Louise Bourgeois, Maman, 1999, bronze, acier et marbre, Khao Yai Art Forest, Bangkok, Thaïlande. © The Easton Foundation. Courtesy de Khao Yai Art Forest. Photo Andrea Rossetti
Une multitude d’événements
Ce site permanent et pérenne vient en complément d’autres manifes- tations devenues incontournables, comme la Bangkok Galleries’ Night, d’initiative française, ou la Bangkok Art Biennale, dont la direction artis- tique est assurée depuis l’origine par Apinan Poshyananda. Dotée d’un très solide comité de conseillers, duquel font partie le commissaire Jean-Hubert Martin ou l’artiste Marina Abramović, la Biennale a su, sous l’égide de son directeur, intégrer durant l’hiver 2024-2025 nombre d’œuvres ambitieuses et d’artistes renommés, parmi lesquels Adel Abdessemed, Anish Kapoor, Joseph Beuys, Louise Bourgeois (dans le temple de Wat Pho, une première dans un lieu sacré à Bangkok !)... Cet événement – au financement surtout privé – réussit avec finesse à aborder des thèmes assez vastes, féministes, queer, et même à inclure la nudité, qui, paradoxalement, fait partie des tabous dans ce pays par ailleurs très ouvert.
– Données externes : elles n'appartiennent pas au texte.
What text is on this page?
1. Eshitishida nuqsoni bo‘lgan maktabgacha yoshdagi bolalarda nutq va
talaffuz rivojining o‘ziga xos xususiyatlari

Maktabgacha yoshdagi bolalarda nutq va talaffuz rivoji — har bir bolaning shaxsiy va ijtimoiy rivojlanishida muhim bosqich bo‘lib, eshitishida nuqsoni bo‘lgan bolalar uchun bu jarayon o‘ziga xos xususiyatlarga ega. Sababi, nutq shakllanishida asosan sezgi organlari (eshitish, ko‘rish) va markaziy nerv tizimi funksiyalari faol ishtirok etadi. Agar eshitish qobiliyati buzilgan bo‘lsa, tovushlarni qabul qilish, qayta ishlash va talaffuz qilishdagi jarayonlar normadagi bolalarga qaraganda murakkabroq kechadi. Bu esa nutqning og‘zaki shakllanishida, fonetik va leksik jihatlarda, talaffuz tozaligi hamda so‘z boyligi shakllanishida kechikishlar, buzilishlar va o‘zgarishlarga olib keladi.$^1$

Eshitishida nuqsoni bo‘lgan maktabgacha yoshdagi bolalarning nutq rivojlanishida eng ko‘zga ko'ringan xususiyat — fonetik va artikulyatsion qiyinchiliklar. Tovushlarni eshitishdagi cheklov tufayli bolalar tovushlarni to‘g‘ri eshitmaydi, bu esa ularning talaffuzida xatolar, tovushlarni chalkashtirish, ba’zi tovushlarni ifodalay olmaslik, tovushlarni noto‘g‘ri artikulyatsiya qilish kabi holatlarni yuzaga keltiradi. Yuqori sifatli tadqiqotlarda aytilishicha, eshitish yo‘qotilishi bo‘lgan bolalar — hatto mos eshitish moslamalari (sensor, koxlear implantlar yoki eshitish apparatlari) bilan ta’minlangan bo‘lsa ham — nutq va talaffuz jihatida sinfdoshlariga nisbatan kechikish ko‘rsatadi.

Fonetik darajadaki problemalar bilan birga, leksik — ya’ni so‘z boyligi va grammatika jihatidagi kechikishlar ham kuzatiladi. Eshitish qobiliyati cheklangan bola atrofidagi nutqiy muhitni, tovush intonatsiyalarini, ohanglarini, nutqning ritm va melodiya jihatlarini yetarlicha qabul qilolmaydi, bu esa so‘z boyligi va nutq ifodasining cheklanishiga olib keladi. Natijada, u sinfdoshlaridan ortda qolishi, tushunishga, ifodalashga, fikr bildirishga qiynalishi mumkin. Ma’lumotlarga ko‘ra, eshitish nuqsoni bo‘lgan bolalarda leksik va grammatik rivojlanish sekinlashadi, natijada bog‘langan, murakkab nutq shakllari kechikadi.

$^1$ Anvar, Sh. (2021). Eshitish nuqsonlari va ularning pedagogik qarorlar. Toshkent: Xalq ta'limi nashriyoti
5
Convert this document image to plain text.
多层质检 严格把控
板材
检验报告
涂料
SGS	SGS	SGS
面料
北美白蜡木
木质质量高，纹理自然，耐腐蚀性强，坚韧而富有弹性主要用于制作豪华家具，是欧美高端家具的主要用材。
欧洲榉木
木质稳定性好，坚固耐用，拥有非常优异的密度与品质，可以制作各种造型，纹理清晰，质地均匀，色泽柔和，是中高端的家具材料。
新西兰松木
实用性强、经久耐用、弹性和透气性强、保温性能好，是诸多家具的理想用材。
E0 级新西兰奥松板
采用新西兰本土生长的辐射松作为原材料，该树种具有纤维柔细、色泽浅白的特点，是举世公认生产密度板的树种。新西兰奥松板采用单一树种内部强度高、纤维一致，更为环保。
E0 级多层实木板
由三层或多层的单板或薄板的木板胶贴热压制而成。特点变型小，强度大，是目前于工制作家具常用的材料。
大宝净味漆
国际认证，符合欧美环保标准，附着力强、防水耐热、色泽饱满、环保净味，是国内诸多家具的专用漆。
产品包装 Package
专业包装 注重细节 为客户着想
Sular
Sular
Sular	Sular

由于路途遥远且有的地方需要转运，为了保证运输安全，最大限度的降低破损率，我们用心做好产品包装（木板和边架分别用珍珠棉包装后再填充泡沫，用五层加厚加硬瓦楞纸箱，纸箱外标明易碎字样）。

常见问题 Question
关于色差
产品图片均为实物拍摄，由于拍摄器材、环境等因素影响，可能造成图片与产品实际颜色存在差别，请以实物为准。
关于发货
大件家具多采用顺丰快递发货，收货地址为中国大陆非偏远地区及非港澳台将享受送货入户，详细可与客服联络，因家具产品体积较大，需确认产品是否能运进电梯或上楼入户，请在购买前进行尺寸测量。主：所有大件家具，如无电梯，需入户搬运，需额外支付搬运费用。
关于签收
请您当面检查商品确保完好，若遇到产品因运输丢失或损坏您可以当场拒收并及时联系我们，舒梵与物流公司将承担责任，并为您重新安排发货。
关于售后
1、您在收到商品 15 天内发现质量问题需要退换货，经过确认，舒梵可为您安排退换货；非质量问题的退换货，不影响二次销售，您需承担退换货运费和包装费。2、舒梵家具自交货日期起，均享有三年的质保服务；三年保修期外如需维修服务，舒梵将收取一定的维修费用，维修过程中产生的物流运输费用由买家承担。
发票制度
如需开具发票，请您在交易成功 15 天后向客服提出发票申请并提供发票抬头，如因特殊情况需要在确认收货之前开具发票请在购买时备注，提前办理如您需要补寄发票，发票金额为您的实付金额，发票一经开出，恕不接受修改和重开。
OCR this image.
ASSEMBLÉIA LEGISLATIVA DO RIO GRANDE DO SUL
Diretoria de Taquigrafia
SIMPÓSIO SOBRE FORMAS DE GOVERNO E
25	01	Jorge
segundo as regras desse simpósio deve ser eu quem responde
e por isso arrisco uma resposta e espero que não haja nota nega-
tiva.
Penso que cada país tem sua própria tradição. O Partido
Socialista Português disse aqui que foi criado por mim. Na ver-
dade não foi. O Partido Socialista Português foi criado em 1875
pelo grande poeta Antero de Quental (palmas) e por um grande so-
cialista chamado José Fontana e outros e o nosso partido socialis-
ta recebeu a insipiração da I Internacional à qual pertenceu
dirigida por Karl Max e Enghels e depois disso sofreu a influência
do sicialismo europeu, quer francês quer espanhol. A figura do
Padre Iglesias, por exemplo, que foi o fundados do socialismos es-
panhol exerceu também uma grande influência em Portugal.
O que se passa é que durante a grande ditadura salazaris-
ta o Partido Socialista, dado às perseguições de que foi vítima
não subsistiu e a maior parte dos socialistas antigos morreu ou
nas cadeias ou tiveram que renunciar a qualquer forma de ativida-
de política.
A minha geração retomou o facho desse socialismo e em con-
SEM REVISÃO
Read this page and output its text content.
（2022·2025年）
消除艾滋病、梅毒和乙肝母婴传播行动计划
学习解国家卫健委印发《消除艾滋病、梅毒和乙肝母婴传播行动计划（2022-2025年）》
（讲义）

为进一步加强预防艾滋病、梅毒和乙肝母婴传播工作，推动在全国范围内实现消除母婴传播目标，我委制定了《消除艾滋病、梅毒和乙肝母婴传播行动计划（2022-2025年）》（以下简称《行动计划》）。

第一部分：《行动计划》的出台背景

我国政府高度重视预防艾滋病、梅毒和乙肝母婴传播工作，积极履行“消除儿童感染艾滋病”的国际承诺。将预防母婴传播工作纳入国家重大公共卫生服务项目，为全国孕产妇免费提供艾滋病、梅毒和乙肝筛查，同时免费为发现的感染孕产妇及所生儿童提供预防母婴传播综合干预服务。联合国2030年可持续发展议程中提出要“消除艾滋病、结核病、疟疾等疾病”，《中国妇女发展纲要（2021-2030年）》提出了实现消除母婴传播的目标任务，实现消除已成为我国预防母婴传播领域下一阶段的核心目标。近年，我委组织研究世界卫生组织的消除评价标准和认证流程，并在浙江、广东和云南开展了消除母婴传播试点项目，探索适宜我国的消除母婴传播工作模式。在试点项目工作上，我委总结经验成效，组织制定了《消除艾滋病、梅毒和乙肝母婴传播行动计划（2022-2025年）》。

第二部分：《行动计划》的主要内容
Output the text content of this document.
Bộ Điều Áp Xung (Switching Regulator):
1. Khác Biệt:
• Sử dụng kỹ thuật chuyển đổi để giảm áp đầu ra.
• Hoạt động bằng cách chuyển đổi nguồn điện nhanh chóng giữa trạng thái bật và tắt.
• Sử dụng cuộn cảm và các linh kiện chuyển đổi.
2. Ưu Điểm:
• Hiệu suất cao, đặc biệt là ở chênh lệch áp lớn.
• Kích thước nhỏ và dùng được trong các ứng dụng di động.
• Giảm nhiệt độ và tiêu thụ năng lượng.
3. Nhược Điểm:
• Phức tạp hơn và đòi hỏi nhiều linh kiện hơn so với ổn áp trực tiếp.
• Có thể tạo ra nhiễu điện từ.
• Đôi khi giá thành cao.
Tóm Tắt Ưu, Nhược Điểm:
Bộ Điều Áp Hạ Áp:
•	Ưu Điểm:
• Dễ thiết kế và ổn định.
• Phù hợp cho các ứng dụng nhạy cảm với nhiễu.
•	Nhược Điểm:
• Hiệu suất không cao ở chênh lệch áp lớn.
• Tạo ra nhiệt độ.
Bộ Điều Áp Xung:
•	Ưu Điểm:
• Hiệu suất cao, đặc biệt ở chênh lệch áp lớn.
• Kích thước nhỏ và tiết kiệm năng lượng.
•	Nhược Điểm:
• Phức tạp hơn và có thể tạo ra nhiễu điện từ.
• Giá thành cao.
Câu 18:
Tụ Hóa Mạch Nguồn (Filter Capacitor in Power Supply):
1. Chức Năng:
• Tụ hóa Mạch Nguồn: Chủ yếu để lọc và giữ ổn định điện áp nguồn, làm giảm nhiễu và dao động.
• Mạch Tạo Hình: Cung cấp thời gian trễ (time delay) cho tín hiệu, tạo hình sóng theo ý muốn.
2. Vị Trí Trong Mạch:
La scène de la capitale thaïlandaise, laquelle compte également le Jim Thompson Art Center parmi ses lieux phares – ayant accueilli une exposition de Kader Attia1 –, doit prochainement s’étoffer. Après l’ouverture en 2024 du Kunawong House Museum, abritant la collection d’art thaïlandais des XXe et XIXie siècles bâtie par l’homme d’affaires Sermkhun Kunawong, sont annoncées pour la fin 2025 la « vraie » première édition d’une petite Foire d’art contemporain, Access Bangkok, dans une ancienne gare désaffectée après un galop d’essai dans un hôtel en 2024, ainsi que l’ouverture du musée privé de l’excentrique collectionneur Petch Osathanugrah, décédé en 2023. De quoi rendre Bangkok plus présente sur la scène asiatique... et mondiale.